The deepseek-r1, deepseek-r1-0528, and distilled models do not support these parameters.
For more information about parameter definitions, see OpenAI Chat.
Billing
Billing is based on the number of input and output tokens. For pricing details, see Model list and pricing.
In thinking mode, CoT tokens are billed as output tokens.
FAQ
Can I upload images or documents to ask questions?
DeepSeek models accept text input only.
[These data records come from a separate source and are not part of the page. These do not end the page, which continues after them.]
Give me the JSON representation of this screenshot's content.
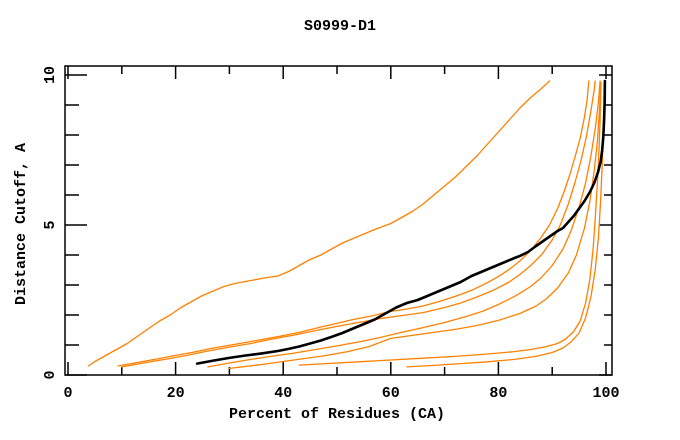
{
  "title": "S0999-D1",
  "colors": {
    "background": "#ffffff",
    "frame": "#000000",
    "orange_series": "#ff8000",
    "black_series": "#000000"
  },
  "chart_data": {
    "type": "line",
    "title": "S0999-D1",
    "xlabel": "Percent of Residues (CA)",
    "ylabel": "Distance Cutoff, A",
    "xlim": [
      0,
      100
    ],
    "ylim": [
      0,
      10
    ],
    "grid": false,
    "legend": null,
    "x_major_ticks": [
      0,
      20,
      40,
      60,
      80,
      100
    ],
    "x_major_tick_labels": [
      "0",
      "20",
      "40",
      "60",
      "80",
      "100"
    ],
    "x_minor_step": 10,
    "y_major_ticks": [
      0,
      5,
      10
    ],
    "y_major_tick_labels": [
      "0",
      "5",
      "10"
    ],
    "y_minor_step": 1,
    "series": [
      {
        "name": "orange-outlier-left",
        "color": "#ff8000",
        "width": 1.3,
        "points": [
          [
            3.8,
            0.3
          ],
          [
            5,
            0.45
          ],
          [
            7,
            0.65
          ],
          [
            9,
            0.85
          ],
          [
            11,
            1.05
          ],
          [
            13,
            1.3
          ],
          [
            15,
            1.55
          ],
          [
            17,
            1.8
          ],
          [
            19,
            2.0
          ],
          [
            21,
            2.25
          ],
          [
            23,
            2.45
          ],
          [
            25,
            2.65
          ],
          [
            27,
            2.8
          ],
          [
            29,
            2.95
          ],
          [
            31,
            3.05
          ],
          [
            34,
            3.15
          ],
          [
            37,
            3.25
          ],
          [
            39,
            3.3
          ],
          [
            41,
            3.45
          ],
          [
            43,
            3.65
          ],
          [
            45,
            3.85
          ],
          [
            47,
            4.0
          ],
          [
            49,
            4.2
          ],
          [
            51,
            4.4
          ],
          [
            53,
            4.55
          ],
          [
            55,
            4.7
          ],
          [
            57,
            4.85
          ],
          [
            60,
            5.05
          ],
          [
            62,
            5.25
          ],
          [
            64,
            5.45
          ],
          [
            66,
            5.7
          ],
          [
            68,
            6.0
          ],
          [
            70,
            6.3
          ],
          [
            72,
            6.6
          ],
          [
            74,
            6.95
          ],
          [
            76,
            7.3
          ],
          [
            78,
            7.7
          ],
          [
            80,
            8.1
          ],
          [
            82,
            8.5
          ],
          [
            84,
            8.9
          ],
          [
            86,
            9.25
          ],
          [
            88,
            9.55
          ],
          [
            89.5,
            9.8
          ]
        ]
      },
      {
        "name": "orange-bundle-1",
        "color": "#ff8000",
        "width": 1.3,
        "points": [
          [
            9.3,
            0.3
          ],
          [
            13,
            0.42
          ],
          [
            17,
            0.55
          ],
          [
            19,
            0.62
          ],
          [
            23,
            0.75
          ],
          [
            27,
            0.9
          ],
          [
            31,
            1.02
          ],
          [
            35,
            1.15
          ],
          [
            39,
            1.28
          ],
          [
            43,
            1.42
          ],
          [
            47,
            1.6
          ],
          [
            50,
            1.72
          ],
          [
            53,
            1.85
          ],
          [
            56,
            1.95
          ],
          [
            60,
            2.12
          ],
          [
            63,
            2.2
          ],
          [
            66,
            2.3
          ],
          [
            69,
            2.45
          ],
          [
            72,
            2.62
          ],
          [
            75,
            2.82
          ],
          [
            78,
            3.08
          ],
          [
            80,
            3.28
          ],
          [
            82,
            3.52
          ],
          [
            84,
            3.8
          ],
          [
            86,
            4.15
          ],
          [
            88,
            4.6
          ],
          [
            89.5,
            5.0
          ],
          [
            91,
            5.55
          ],
          [
            92.2,
            6.1
          ],
          [
            93.3,
            6.7
          ],
          [
            94.3,
            7.3
          ],
          [
            95.2,
            7.9
          ],
          [
            96,
            8.6
          ],
          [
            96.5,
            9.2
          ],
          [
            96.8,
            9.8
          ]
        ]
      },
      {
        "name": "orange-bundle-2",
        "color": "#ff8000",
        "width": 1.3,
        "points": [
          [
            10,
            0.27
          ],
          [
            14,
            0.4
          ],
          [
            18,
            0.52
          ],
          [
            22,
            0.65
          ],
          [
            26,
            0.8
          ],
          [
            30,
            0.93
          ],
          [
            34,
            1.05
          ],
          [
            38,
            1.2
          ],
          [
            42,
            1.33
          ],
          [
            46,
            1.48
          ],
          [
            50,
            1.62
          ],
          [
            54,
            1.75
          ],
          [
            58,
            1.88
          ],
          [
            62,
            1.98
          ],
          [
            66,
            2.08
          ],
          [
            70,
            2.25
          ],
          [
            73,
            2.4
          ],
          [
            76,
            2.6
          ],
          [
            79,
            2.82
          ],
          [
            82,
            3.1
          ],
          [
            84,
            3.35
          ],
          [
            86,
            3.65
          ],
          [
            88,
            4.0
          ],
          [
            90,
            4.5
          ],
          [
            91.5,
            5.0
          ],
          [
            93,
            5.7
          ],
          [
            94.2,
            6.4
          ],
          [
            95.3,
            7.1
          ],
          [
            96.3,
            7.9
          ],
          [
            97.2,
            8.8
          ],
          [
            97.8,
            9.5
          ],
          [
            98,
            9.8
          ]
        ]
      },
      {
        "name": "orange-bundle-3",
        "color": "#ff8000",
        "width": 1.3,
        "points": [
          [
            26,
            0.27
          ],
          [
            30,
            0.4
          ],
          [
            34,
            0.52
          ],
          [
            38,
            0.63
          ],
          [
            42,
            0.73
          ],
          [
            46,
            0.85
          ],
          [
            50,
            0.97
          ],
          [
            54,
            1.1
          ],
          [
            58,
            1.25
          ],
          [
            62,
            1.42
          ],
          [
            66,
            1.58
          ],
          [
            70,
            1.75
          ],
          [
            74,
            1.95
          ],
          [
            77,
            2.12
          ],
          [
            80,
            2.35
          ],
          [
            83,
            2.62
          ],
          [
            86,
            2.95
          ],
          [
            88,
            3.25
          ],
          [
            90,
            3.65
          ],
          [
            92,
            4.2
          ],
          [
            93.5,
            4.8
          ],
          [
            95,
            5.6
          ],
          [
            96.2,
            6.4
          ],
          [
            97.2,
            7.3
          ],
          [
            98,
            8.2
          ],
          [
            98.6,
            9.1
          ],
          [
            98.9,
            9.8
          ]
        ]
      },
      {
        "name": "orange-bundle-4",
        "color": "#ff8000",
        "width": 1.3,
        "points": [
          [
            30,
            0.22
          ],
          [
            36,
            0.35
          ],
          [
            42,
            0.5
          ],
          [
            48,
            0.65
          ],
          [
            52,
            0.78
          ],
          [
            56,
            0.95
          ],
          [
            60,
            1.22
          ],
          [
            64,
            1.32
          ],
          [
            68,
            1.42
          ],
          [
            72,
            1.52
          ],
          [
            76,
            1.65
          ],
          [
            80,
            1.82
          ],
          [
            84,
            2.05
          ],
          [
            87,
            2.3
          ],
          [
            89,
            2.55
          ],
          [
            91,
            2.9
          ],
          [
            93,
            3.4
          ],
          [
            94.5,
            4.0
          ],
          [
            96,
            4.9
          ],
          [
            97,
            5.8
          ],
          [
            97.8,
            6.8
          ],
          [
            98.4,
            7.8
          ],
          [
            98.8,
            8.8
          ],
          [
            99.05,
            9.75
          ]
        ]
      },
      {
        "name": "orange-late-riser-1",
        "color": "#ff8000",
        "width": 1.3,
        "points": [
          [
            43,
            0.33
          ],
          [
            48,
            0.38
          ],
          [
            54,
            0.44
          ],
          [
            60,
            0.5
          ],
          [
            66,
            0.56
          ],
          [
            72,
            0.62
          ],
          [
            78,
            0.7
          ],
          [
            83,
            0.78
          ],
          [
            86,
            0.85
          ],
          [
            89,
            0.95
          ],
          [
            91,
            1.05
          ],
          [
            92.5,
            1.2
          ],
          [
            94,
            1.45
          ],
          [
            95.2,
            1.8
          ],
          [
            96.2,
            2.4
          ],
          [
            97,
            3.2
          ],
          [
            97.6,
            4.2
          ],
          [
            98,
            5.2
          ],
          [
            98.4,
            6.4
          ],
          [
            98.7,
            7.5
          ],
          [
            98.9,
            8.5
          ],
          [
            99.0,
            9.3
          ],
          [
            99.05,
            9.7
          ]
        ]
      },
      {
        "name": "orange-late-riser-2",
        "color": "#ff8000",
        "width": 1.3,
        "points": [
          [
            63,
            0.27
          ],
          [
            68,
            0.32
          ],
          [
            73,
            0.38
          ],
          [
            78,
            0.44
          ],
          [
            83,
            0.52
          ],
          [
            87,
            0.62
          ],
          [
            90,
            0.75
          ],
          [
            92,
            0.9
          ],
          [
            93.5,
            1.1
          ],
          [
            95,
            1.4
          ],
          [
            96.2,
            1.9
          ],
          [
            97.2,
            2.6
          ],
          [
            98,
            3.5
          ],
          [
            98.6,
            4.6
          ],
          [
            99,
            5.8
          ],
          [
            99.3,
            7.0
          ],
          [
            99.5,
            8.2
          ],
          [
            99.6,
            9.0
          ],
          [
            99.65,
            9.7
          ]
        ]
      },
      {
        "name": "black-highlight",
        "color": "#000000",
        "width": 2.6,
        "points": [
          [
            24,
            0.38
          ],
          [
            27,
            0.48
          ],
          [
            30,
            0.57
          ],
          [
            33,
            0.65
          ],
          [
            36,
            0.72
          ],
          [
            39,
            0.8
          ],
          [
            41,
            0.87
          ],
          [
            43,
            0.95
          ],
          [
            45,
            1.05
          ],
          [
            47,
            1.15
          ],
          [
            49,
            1.27
          ],
          [
            51,
            1.4
          ],
          [
            53,
            1.55
          ],
          [
            55,
            1.7
          ],
          [
            57,
            1.85
          ],
          [
            59,
            2.05
          ],
          [
            61,
            2.25
          ],
          [
            63,
            2.4
          ],
          [
            65,
            2.5
          ],
          [
            67,
            2.65
          ],
          [
            69,
            2.8
          ],
          [
            71,
            2.95
          ],
          [
            73,
            3.1
          ],
          [
            75,
            3.3
          ],
          [
            77,
            3.45
          ],
          [
            79,
            3.6
          ],
          [
            81,
            3.75
          ],
          [
            83,
            3.9
          ],
          [
            84,
            3.97
          ],
          [
            85.5,
            4.1
          ],
          [
            87,
            4.3
          ],
          [
            89,
            4.55
          ],
          [
            91,
            4.8
          ],
          [
            92,
            4.9
          ],
          [
            93,
            5.1
          ],
          [
            94,
            5.3
          ],
          [
            95,
            5.55
          ],
          [
            96,
            5.8
          ],
          [
            97,
            6.1
          ],
          [
            97.8,
            6.4
          ],
          [
            98.5,
            6.75
          ],
          [
            99,
            7.1
          ],
          [
            99.3,
            7.5
          ],
          [
            99.5,
            7.95
          ],
          [
            99.65,
            8.5
          ],
          [
            99.75,
            9.1
          ],
          [
            99.8,
            9.8
          ]
        ]
      }
    ]
  }
}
They do not support image or document input. Qwen-VL supports image input, and Qwen-Long supports document input.
How do I view token usage and the number of calls?
One hour after calling a model, go to Monitoring, set filters (time range, workspace), locate your model in Models, and click Monitor in Actions to view statistics. For more information, see Usage and performance monitoring.
Data is updated hourly. During peak hours, updates may be delayed by up to one hour.

Error codes
If an error occurs, see Error messages for troubleshooting.